Figure 4: Hydropathy plot of the 931 amino acid F4/80 sequence. The Kyte-Doolittle algorithm and hydropathy values were applied(18) . The seven predicted transmembrane spanning regions are numbered.
A recent report has described the cloning of a cell surface molecule (designated EMR1) from a human neuroectodermal cDNA library, which shows an extremely high degree of similarity to the F4/80 sequence described here(23) . This sequence shows 68% overall identity to F4/80 and contains six EGF-repeats and seven postulated transmembrane segments. Reverse transcriptase PCR analysis suggests that expression of the EMR1 molecule is not as tightly regulated as F4/80 is in mice, although increased levels of EMR1 transcripts appear to be expressed in peripheral blood mononuclear cells. The wide distribution of EMR1 expression, in comparison with the restricted pattern of F4/80 expression, is intriguing. The development of mAbs directed to the human protein will aid greatly in defining the localization of cells expressing this molecule, as will in situ hybridization studies on normal human tissue sections.
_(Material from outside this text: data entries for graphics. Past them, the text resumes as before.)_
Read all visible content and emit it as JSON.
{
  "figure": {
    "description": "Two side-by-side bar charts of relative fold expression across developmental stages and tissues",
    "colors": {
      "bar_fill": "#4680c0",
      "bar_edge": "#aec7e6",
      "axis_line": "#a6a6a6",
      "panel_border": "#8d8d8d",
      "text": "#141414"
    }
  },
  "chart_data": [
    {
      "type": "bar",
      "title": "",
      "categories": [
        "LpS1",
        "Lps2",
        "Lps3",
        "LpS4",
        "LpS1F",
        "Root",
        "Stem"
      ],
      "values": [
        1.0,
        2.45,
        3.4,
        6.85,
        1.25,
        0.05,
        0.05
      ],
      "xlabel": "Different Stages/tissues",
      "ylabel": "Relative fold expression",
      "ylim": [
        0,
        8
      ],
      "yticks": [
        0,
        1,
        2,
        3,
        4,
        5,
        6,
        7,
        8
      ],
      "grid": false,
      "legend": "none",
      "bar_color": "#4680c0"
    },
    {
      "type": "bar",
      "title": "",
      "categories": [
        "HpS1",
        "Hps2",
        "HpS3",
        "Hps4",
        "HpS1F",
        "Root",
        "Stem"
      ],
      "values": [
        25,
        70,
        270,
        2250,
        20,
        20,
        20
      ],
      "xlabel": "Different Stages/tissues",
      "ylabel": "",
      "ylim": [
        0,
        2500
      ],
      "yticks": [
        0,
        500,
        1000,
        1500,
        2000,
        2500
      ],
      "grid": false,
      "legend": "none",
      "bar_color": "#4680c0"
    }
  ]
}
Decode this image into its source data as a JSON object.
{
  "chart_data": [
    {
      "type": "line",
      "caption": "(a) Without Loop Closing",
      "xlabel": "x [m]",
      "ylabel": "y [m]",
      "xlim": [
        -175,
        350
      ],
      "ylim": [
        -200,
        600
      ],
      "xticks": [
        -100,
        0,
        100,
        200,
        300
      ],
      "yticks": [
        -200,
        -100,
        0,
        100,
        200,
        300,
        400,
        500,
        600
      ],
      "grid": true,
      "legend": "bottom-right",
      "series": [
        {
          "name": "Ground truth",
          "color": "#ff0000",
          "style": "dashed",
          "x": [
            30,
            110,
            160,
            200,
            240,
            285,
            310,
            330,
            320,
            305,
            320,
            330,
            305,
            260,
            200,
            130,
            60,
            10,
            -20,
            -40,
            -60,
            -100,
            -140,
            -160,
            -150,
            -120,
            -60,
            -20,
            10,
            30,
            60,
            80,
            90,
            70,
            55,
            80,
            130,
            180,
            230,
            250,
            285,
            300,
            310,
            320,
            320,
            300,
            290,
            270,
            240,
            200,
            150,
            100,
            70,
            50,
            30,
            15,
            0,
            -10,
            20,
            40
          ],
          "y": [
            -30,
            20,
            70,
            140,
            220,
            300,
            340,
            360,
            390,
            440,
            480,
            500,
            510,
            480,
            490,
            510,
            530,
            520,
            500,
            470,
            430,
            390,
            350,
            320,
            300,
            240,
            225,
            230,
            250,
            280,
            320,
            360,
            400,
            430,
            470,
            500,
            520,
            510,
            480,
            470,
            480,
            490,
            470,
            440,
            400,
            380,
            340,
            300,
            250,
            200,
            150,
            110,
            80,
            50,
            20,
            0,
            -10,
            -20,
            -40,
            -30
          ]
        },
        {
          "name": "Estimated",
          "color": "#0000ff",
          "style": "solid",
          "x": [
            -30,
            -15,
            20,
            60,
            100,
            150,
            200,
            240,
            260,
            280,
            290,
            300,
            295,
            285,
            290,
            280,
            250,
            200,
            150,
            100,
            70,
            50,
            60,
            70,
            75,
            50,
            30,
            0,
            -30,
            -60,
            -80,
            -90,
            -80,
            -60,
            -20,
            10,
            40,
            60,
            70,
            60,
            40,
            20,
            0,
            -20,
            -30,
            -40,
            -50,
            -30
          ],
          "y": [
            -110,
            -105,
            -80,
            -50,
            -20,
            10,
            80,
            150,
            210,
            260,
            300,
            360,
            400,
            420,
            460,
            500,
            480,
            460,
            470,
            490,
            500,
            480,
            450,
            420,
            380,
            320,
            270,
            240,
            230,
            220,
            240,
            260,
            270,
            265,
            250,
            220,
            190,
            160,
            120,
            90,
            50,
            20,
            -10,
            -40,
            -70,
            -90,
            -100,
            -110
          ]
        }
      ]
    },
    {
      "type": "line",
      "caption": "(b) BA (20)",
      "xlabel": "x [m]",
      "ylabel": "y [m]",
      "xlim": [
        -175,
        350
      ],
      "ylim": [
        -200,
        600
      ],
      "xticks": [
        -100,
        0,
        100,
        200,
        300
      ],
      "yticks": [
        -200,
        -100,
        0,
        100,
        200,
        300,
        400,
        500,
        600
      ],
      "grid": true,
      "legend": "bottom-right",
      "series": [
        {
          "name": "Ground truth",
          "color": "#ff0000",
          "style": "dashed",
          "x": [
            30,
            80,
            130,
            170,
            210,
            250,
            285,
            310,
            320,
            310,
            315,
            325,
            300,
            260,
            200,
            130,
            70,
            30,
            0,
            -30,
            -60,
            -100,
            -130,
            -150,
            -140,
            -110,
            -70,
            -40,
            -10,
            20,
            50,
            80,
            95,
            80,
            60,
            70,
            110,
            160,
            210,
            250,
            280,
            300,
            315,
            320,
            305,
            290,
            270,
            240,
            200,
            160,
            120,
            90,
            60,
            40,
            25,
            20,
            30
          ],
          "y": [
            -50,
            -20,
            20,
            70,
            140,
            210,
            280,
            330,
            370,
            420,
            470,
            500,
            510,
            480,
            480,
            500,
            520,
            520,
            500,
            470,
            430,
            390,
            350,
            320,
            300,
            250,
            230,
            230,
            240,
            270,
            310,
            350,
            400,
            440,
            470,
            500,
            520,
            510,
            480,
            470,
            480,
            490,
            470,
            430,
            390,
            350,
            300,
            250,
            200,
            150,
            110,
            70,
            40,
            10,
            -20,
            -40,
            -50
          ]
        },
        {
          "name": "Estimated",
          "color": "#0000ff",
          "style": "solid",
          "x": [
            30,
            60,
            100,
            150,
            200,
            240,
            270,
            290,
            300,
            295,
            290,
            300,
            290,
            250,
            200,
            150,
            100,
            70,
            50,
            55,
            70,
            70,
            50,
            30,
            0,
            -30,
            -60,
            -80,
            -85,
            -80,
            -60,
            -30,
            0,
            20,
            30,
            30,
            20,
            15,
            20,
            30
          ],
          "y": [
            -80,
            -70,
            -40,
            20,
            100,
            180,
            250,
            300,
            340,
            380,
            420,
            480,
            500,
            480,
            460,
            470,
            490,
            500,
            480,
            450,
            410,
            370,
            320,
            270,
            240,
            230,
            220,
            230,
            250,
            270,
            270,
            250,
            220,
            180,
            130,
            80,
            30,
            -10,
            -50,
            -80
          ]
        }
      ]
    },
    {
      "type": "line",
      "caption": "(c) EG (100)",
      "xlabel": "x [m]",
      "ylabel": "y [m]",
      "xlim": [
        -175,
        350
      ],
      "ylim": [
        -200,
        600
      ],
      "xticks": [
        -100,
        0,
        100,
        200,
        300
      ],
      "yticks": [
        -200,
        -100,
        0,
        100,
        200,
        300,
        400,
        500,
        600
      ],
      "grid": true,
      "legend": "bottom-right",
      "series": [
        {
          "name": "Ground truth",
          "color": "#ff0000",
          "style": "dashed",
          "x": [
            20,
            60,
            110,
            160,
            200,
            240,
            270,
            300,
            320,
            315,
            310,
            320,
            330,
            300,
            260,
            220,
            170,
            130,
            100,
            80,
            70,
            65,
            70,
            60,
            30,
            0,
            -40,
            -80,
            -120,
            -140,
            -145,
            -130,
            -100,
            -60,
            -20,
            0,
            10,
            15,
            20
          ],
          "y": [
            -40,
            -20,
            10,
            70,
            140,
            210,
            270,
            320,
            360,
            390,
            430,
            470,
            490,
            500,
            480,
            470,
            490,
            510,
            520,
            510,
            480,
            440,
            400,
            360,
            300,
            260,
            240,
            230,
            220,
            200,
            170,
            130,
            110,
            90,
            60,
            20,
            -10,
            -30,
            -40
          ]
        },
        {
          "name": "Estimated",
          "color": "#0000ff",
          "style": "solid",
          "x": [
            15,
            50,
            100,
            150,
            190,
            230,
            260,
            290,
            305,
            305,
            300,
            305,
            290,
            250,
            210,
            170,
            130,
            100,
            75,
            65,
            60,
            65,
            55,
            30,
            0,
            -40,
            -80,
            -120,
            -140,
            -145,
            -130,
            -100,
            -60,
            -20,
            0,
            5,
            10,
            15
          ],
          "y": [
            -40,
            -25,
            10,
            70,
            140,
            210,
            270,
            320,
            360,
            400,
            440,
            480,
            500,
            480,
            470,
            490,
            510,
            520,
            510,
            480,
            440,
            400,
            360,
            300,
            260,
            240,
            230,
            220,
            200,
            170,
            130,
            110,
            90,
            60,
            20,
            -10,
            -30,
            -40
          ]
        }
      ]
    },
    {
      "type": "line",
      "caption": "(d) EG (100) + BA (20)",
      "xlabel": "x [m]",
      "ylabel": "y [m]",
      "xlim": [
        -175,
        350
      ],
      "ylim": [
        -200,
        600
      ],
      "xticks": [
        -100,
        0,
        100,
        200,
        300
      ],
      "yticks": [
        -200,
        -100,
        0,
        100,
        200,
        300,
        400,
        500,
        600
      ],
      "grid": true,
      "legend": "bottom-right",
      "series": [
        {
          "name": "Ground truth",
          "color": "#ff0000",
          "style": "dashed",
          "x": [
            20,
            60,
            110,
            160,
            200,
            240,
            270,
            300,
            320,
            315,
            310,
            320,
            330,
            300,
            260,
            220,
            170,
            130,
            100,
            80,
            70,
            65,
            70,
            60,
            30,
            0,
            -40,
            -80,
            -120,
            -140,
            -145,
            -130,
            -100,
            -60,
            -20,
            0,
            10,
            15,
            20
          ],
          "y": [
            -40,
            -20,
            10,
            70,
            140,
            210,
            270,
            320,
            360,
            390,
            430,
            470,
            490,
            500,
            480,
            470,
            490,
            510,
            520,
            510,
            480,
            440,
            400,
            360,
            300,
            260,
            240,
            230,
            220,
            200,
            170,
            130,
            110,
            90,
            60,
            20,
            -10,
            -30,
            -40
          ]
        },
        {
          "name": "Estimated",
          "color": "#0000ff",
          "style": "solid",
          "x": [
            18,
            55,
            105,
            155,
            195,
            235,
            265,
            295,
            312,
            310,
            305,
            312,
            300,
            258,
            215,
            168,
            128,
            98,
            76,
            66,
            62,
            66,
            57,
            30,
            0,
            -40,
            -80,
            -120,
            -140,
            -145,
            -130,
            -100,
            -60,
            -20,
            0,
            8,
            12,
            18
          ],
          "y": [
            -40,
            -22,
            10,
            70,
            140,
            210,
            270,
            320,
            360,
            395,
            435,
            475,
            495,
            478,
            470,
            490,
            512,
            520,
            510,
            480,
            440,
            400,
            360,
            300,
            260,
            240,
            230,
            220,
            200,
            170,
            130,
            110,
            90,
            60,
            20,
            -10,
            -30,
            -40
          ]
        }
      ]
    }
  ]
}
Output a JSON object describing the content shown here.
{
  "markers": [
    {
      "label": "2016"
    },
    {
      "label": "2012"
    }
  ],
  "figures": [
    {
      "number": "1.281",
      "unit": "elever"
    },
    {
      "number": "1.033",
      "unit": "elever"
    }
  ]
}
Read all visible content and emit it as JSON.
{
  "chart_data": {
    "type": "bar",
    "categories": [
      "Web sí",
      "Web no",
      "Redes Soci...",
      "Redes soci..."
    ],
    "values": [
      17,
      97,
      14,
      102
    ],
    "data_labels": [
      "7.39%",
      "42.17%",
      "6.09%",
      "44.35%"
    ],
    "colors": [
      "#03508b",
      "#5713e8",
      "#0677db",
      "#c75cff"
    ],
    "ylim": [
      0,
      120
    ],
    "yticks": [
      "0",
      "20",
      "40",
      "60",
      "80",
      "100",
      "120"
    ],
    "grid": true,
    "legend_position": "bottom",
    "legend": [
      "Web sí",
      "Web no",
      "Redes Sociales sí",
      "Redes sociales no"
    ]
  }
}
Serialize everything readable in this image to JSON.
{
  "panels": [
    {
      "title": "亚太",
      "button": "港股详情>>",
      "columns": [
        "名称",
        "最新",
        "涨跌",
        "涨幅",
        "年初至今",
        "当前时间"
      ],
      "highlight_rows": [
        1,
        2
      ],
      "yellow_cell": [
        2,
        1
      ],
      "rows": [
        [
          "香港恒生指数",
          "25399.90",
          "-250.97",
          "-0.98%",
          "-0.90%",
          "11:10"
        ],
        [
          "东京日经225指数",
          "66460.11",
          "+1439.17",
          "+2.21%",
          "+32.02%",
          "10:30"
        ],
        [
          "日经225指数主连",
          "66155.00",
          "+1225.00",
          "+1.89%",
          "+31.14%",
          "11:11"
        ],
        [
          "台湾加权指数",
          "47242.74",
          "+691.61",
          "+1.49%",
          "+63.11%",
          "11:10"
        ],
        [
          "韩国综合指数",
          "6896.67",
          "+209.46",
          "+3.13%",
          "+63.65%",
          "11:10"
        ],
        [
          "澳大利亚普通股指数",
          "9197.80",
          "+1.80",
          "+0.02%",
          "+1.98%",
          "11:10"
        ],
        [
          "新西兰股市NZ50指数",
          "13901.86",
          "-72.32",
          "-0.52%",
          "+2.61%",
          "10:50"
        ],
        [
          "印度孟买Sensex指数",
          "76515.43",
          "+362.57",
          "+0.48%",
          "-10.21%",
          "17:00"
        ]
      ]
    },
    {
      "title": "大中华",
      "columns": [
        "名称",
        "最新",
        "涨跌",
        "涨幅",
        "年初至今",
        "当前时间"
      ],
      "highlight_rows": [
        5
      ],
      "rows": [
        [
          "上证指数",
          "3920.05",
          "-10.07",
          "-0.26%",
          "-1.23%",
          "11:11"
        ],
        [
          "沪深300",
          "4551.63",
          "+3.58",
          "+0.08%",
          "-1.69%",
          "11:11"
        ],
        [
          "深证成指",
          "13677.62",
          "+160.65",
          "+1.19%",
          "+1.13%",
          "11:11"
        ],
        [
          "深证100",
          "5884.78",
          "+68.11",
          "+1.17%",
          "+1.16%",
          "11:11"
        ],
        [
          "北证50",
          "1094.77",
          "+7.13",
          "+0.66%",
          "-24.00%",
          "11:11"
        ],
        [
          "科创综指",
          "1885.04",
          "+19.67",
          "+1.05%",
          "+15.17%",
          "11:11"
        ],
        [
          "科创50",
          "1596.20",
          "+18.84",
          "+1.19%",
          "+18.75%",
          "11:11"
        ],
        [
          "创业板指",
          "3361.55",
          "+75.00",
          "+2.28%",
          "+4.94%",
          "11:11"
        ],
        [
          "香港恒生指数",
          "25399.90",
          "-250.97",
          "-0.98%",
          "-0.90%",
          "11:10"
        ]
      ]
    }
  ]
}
The deduced structure of the F4/80 and EMR1 proteins suggests a role in the cellular response to an undefined hormone or an interaction, possibly through the EGF-like repeats, with an alternative protein ligand. The identification of the F4/80 ligand(s) will help to elucidate the function of this specialized molecule in macrophage physiology.
The nucleotide sequence(s) reported in this paper has been submitted to the GenBank(TM)/EMBL Data Bank with accession number(s) X93328[GenBank].